Model Lynn et al. mempunyai kesulitan lain yang lebih teknis. Hal ini termasuk
membujuk para sarjana untuk mengadopsi metodologi penelitian yang lebih
kompleks dan mengatasinya
beberapa masalah pengukuran yang sulit. Misalnya, memasukkan konsep abstrak
dan didefinisikan secara longgar seperti manajemen dalam model heuristik
adalah satu hal, tetapi
secara empiris menangkap konsep tersebut dalam sebuah penelitian yang berupaya
menilai dampaknya terhadap
kinerja lembaga adalah masalah lain. Beberapa kesulitan dalam mengoreksi
target penjelas yang besar dan tidak berbentuk ke dalam agenda penelitian yang
ditandai
oleh koherensi konseptual dan metodologis tampaknya setidaknya secara implisit
diakui oleh Lynn et al. Hampir karena kebutuhan, seruan mereka untuk bertindak
semakin menyempit
bergerak dari ambisi konseptualnya yang luas ke arah penanganan detail sulit
dalam mewujudkan visi tersebut ke dalam praktik. Secara operasional, model
mereka berpindah ke
proposal untuk model ekonometrik kreatif dari kinerja atau keluaran lembaga
(Menurunkan 2002).
Meskipun kami tidak mengabaikan masalah-masalah ini, kritik-kritiknya mungkin
saja berlaku
menjadi prematur. Lynn dkk. tidak pernah mengaku mempunyai teori pemerintahan
yang berfungsi penuh; tujuan mereka hanyalah untuk mengembangkan program
penelitian yang secara teoritis dan
secara empiris menangani tata kelola kebijakan publik dan berkontribusi dalam
meningkatkan pembuatan, implementasi, dan administrasi kebijakan tersebut.
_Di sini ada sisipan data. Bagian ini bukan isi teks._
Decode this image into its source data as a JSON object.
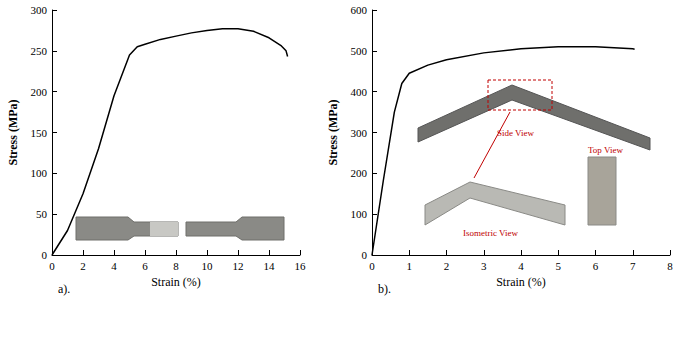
{
  "chart_data": [
    {
      "type": "line",
      "panel_label": "a).",
      "xlabel": "Strain (%)",
      "ylabel": "Stress (MPa)",
      "color": "#000000",
      "x": [
        0,
        0.5,
        1,
        2,
        3,
        4,
        5,
        5.5,
        6,
        7,
        8,
        9,
        10,
        11,
        12,
        13,
        14,
        14.8,
        15.1,
        15.2
      ],
      "values": [
        0,
        15,
        30,
        75,
        130,
        195,
        245,
        255,
        258,
        264,
        268,
        272,
        275,
        277,
        277,
        274,
        266,
        256,
        250,
        243
      ],
      "xlim": [
        0,
        16
      ],
      "ylim": [
        0,
        300
      ],
      "xticks": [
        0,
        2,
        4,
        6,
        8,
        10,
        12,
        14,
        16
      ],
      "yticks": [
        0,
        50,
        100,
        150,
        200,
        250,
        300
      ]
    },
    {
      "type": "line",
      "panel_label": "b).",
      "xlabel": "Strain (%)",
      "ylabel": "Stress (MPa)",
      "color": "#000000",
      "x": [
        0,
        0.3,
        0.6,
        0.8,
        1,
        1.5,
        2,
        3,
        4,
        5,
        6,
        7,
        7.05
      ],
      "values": [
        0,
        180,
        350,
        420,
        445,
        465,
        478,
        495,
        505,
        510,
        510,
        505,
        504
      ],
      "xlim": [
        0,
        8
      ],
      "ylim": [
        0,
        600
      ],
      "xticks": [
        0,
        1,
        2,
        3,
        4,
        5,
        6,
        7,
        8
      ],
      "yticks": [
        0,
        100,
        200,
        300,
        400,
        500,
        600
      ],
      "annotations": [
        "Side View",
        "Isometric View",
        "Top View"
      ]
    }
  ]
}
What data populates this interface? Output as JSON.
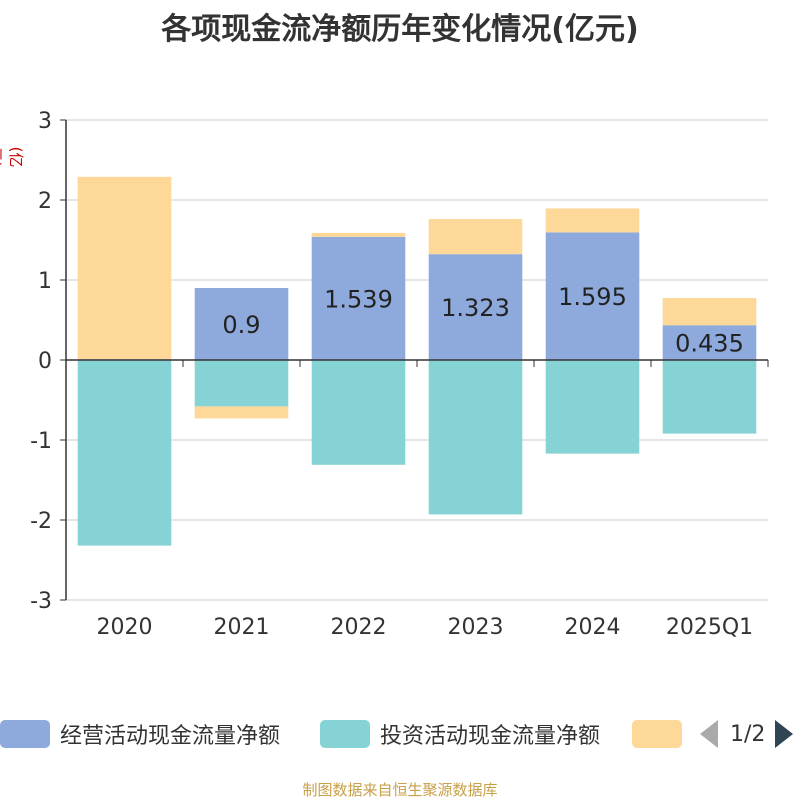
{
  "title": "各项现金流净额历年变化情况(亿元)",
  "y_unit": "(亿元)",
  "source": "制图数据来自恒生聚源数据库",
  "legend": {
    "items": [
      {
        "label": "经营活动现金流量净额",
        "color": "#8eaadc"
      },
      {
        "label": "投资活动现金流量净额",
        "color": "#86d3d6"
      },
      {
        "label": "",
        "color": "#fdd898"
      }
    ],
    "page_text": "1/2"
  },
  "chart_data": {
    "type": "bar",
    "stacked": true,
    "title": "各项现金流净额历年变化情况(亿元)",
    "categories": [
      "2020",
      "2021",
      "2022",
      "2023",
      "2024",
      "2025Q1"
    ],
    "ylim": [
      -3,
      3
    ],
    "yticks": [
      3,
      2,
      1,
      0,
      -1,
      -2,
      -3
    ],
    "grid": true,
    "legend_position": "bottom",
    "series": [
      {
        "name": "经营活动现金流量净额",
        "color": "#8eaadc",
        "values": [
          0.01,
          0.9,
          1.539,
          1.323,
          1.595,
          0.435
        ],
        "labels": [
          "",
          "0.9",
          "1.539",
          "1.323",
          "1.595",
          "0.435"
        ]
      },
      {
        "name": "投资活动现金流量净额",
        "color": "#86d3d6",
        "values": [
          -2.32,
          -0.58,
          -1.31,
          -1.93,
          -1.17,
          -0.92
        ]
      },
      {
        "name": "",
        "color": "#fdd898",
        "values": [
          2.28,
          -0.15,
          0.05,
          0.44,
          0.3,
          0.34
        ]
      }
    ]
  }
}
Penelitian tersebut ditujukan untuk 226 The Public Administration Theory
Primer
0813345765-Frederickson_Layout 1 12/10/11 11:37 Halaman 226
gram telah menarik perhatian para sarjana terhadap standarnya (Lynn dkk.
). Misalnya,
penelitian terbaru mengenai respons terhadap Badai Katrina menggunakan
kerangka tata kelola berdasarkan analisis jaringan yang mirip dengan model
multilevel yang disajikan
oleh Lynn dkk. (Koliba, Mills, dan Zia 2011).